3a) Note that in the final query of this section the results mention Yahoo, which gives some indication that outside resources are somehow used to construct this data and could then be used to fix it without a human needing to conciously and manually fix the issues. Since there are latitude and longitudes associate with each element usually, the data could somehow use outside map applications and apps like Yelp to address some issues like for example whether a restaurant that used to be there is still open. It can see how much people still go to that location and make assumptions based on this information to deduce the answers they want. 


> **Benefits:** This fix would hopefully solve some problems on its own and would use the power of other applications to create a more clear and accurate representation of the regional data.

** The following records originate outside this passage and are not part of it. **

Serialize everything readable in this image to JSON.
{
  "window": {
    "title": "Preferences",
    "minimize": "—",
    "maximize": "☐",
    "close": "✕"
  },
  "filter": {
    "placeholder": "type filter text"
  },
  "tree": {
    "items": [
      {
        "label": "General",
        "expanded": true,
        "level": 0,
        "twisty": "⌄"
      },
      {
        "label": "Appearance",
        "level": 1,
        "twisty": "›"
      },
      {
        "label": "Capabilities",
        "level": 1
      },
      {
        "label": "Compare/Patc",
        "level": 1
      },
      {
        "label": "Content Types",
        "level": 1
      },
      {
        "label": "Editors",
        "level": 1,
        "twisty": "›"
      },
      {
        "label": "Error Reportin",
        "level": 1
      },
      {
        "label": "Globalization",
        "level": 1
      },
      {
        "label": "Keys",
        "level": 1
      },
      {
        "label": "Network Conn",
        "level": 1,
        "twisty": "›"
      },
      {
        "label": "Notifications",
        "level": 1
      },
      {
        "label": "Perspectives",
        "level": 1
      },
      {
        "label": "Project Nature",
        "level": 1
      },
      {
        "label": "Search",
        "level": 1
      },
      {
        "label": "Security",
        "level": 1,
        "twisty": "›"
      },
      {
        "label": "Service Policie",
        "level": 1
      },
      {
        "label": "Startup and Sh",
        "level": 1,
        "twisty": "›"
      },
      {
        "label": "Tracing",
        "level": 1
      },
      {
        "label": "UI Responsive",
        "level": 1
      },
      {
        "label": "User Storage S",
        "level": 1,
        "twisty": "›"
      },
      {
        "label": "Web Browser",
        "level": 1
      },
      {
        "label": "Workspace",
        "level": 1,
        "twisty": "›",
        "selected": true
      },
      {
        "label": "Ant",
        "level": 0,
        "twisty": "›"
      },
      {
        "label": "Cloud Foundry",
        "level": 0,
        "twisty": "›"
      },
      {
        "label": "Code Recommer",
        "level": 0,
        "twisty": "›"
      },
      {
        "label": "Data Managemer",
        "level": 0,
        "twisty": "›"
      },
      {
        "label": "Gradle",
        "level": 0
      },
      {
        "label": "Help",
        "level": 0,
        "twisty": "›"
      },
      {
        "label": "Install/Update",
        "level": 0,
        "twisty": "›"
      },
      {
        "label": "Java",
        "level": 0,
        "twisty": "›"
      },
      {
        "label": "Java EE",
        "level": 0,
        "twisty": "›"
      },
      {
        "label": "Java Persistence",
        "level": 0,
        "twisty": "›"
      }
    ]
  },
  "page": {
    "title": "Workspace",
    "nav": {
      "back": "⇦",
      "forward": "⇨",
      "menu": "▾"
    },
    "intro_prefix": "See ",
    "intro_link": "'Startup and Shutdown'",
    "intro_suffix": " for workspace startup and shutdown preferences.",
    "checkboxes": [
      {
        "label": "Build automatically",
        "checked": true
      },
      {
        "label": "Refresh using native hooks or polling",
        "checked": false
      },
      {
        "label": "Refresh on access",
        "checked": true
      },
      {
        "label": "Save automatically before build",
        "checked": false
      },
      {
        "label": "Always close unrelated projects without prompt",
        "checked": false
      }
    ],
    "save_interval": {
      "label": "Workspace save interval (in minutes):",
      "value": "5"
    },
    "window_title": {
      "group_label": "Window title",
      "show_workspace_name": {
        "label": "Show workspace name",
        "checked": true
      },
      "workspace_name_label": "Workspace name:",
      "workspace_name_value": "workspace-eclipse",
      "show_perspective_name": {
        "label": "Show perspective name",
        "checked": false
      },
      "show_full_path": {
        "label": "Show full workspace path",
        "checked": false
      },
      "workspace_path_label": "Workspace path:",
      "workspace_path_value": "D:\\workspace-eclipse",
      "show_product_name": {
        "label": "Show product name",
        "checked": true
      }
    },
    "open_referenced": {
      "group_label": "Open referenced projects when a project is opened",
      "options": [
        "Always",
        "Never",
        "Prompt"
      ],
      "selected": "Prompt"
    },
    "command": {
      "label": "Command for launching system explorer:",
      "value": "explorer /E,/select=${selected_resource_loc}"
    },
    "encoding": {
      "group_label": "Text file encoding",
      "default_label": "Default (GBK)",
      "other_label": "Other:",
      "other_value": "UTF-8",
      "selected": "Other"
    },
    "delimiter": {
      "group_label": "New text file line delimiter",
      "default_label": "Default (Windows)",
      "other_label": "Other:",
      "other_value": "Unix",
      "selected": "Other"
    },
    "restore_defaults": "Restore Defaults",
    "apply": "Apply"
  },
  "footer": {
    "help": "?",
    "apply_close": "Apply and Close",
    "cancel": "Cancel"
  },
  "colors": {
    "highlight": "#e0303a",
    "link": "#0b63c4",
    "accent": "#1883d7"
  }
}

> **Anticipated Problems:** This fix would require a lot of permission from other apps to use their data and then would require a lot of work to build something smart enough to go through it and succesfully implement it into the OSM data. 

## Conclusion

Through, this analysis I generally found that the London data is well kept. There is consistency across the same attribute values and also consistency in things that may seem problematic. This was exemplified in both the 'Key Types' section where the dictionaries from both the smaller and larger file contain the same number and the same values for potentially problematic k values. Additionally, these 'key_type' dictionaries shed light how how well kept this London data is as there are tags with k values equal to 'FIXME' or 'fixme:date'. We can further see more values of these fix me tags by querying over the nodes_tags and ways_tags tables searching for type equal to fix me. I did audit a particular fix which pertained to date in the `audit.py` file but additionally I discussed this further in the 'Making Improvement's to the Data' section where we discussed the possibility of making other applications such as a maps app or Yelp, etc, fix our data for us. Finally, we also see the same consistency in the user columns of the nodes and ways tables and also the value columns of nodes_tags and ways_tags tables when the type is name where we see that potentially problematic user names, at the very least, contain the character '\'.

Some of my favorite discoveries are those made with the idea of being a potential tourist in mind. Particularly, my favorite discovery was made in noticing that the k attribute of elements could have values that included the term 'abandoned'. I then went on to search which locations were deemed abandoned. In my sample, I found only abandoned railways and I would be curious to see if a larger sample would reveal different abandoned places.